The title was called “Chronicling as a Caregiver”, and why journaling is an important habit for people in caregiving situations: healthcare providers, nursing, home caregivers. If you allow yourself to keep track of daily things, you can then look back and see the value and the wealth of what you’ve done as a caregiver. Caregiving is very hard because it can be very relentless and often unappreciated. You do a lot for people but sometimes you do not see the outcome you want to see. If you can at least write down what you did every day, that becomes a record of the progress that you’ve made. If you can even go one layer beyond that and do some reflection about how you’re feeling or what’s meaningful to you that day, then you can pull out the nuance of the work that caregivers do.
It’s all about finding meaning in the interactions with your patients.
At the heart of it, the art of medicine is at its core about people and patient stories. I do think writing things down helps bring out some of those stories and helps you find empathy and connection in situations that are more challenging. There are going to be people in everyone’s line of work where you feel challenged by a person or a situation. I think writing things down helps you make the connection with people to move past that.
Despite all the creative things you want to write about, you enjoy the slim profile of Narrow size, why is that?
My first thought when I saw the Narrow size was” “this is perfect”. I don’t have big hands, and it’s about my palm’s width. When you hold it, it’s a notebook you want to have with you. There’s something about responsibility and obligation, and you can feel like you don’t want to carry it with you. However, when you hold this, you feel more empowered and ready to go. It has a nice feeling to it. The aesthetic with the simple binding, it’s a physical representation of how I want to be at work. I want to be efficient, available to the patient, adaptable, and that is what this notebook symbolizes.
What do you think PLOTTER is to you?
I think of PLOTTER as my legacy. My career is in line with what I want my work legacy to be, and I use PLOTTER to help develop ideas and create that spark. What are your legacy and your life’s work that you want to share? That is where PLOTTER comes in because all the inserts are designed for different types of thinking, it gives you a structured playground to play in. You can use it to brainstorm, organize, remove, or add pages. Whatever your brain wants to go, PLOTTER will adapt to it.
Finally, what kind of person do you think PLOTTER is for?
I think it’s designed for every person in mind, but it speaks to a specific part of each person. The part of you that’s looking forward, planning, strategizing, creative, or coming up with new ideas. Other planners or journals are about documentation and memory keeping—keeping track of the past. PLOTTER is designed for the part of you that’s thinking about the future. I think anybody can use it.

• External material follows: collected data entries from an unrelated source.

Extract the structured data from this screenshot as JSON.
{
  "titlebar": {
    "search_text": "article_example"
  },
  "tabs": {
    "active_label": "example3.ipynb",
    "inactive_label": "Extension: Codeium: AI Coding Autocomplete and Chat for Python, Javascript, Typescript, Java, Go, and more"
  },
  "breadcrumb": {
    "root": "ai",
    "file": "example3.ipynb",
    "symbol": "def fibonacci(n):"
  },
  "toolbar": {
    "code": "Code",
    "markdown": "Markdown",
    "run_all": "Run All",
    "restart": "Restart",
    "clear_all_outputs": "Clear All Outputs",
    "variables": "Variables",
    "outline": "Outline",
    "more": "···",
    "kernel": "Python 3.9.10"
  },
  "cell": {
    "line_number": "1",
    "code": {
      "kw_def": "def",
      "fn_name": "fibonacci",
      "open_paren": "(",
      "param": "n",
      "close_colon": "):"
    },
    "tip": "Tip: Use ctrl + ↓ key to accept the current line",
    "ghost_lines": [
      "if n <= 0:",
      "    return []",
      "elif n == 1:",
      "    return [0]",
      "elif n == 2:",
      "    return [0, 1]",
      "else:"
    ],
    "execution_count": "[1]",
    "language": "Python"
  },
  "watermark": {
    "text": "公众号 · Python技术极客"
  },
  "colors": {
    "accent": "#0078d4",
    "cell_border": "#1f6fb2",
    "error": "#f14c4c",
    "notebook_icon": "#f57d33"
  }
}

[ Phyllis Ying, MD Family Medicine Doctor ]
Dr. Phyllis Ying currently works at HealthPoint, a community health center in Washington with a mission to provide whole-person integrated care for all patients regardless of insurance or ability to pay. Her hobbies include running, painting, and creative journaling. When she’s not at the clinic, she is enjoying the nature of the Pacific Northwest with her family with a journal in hand.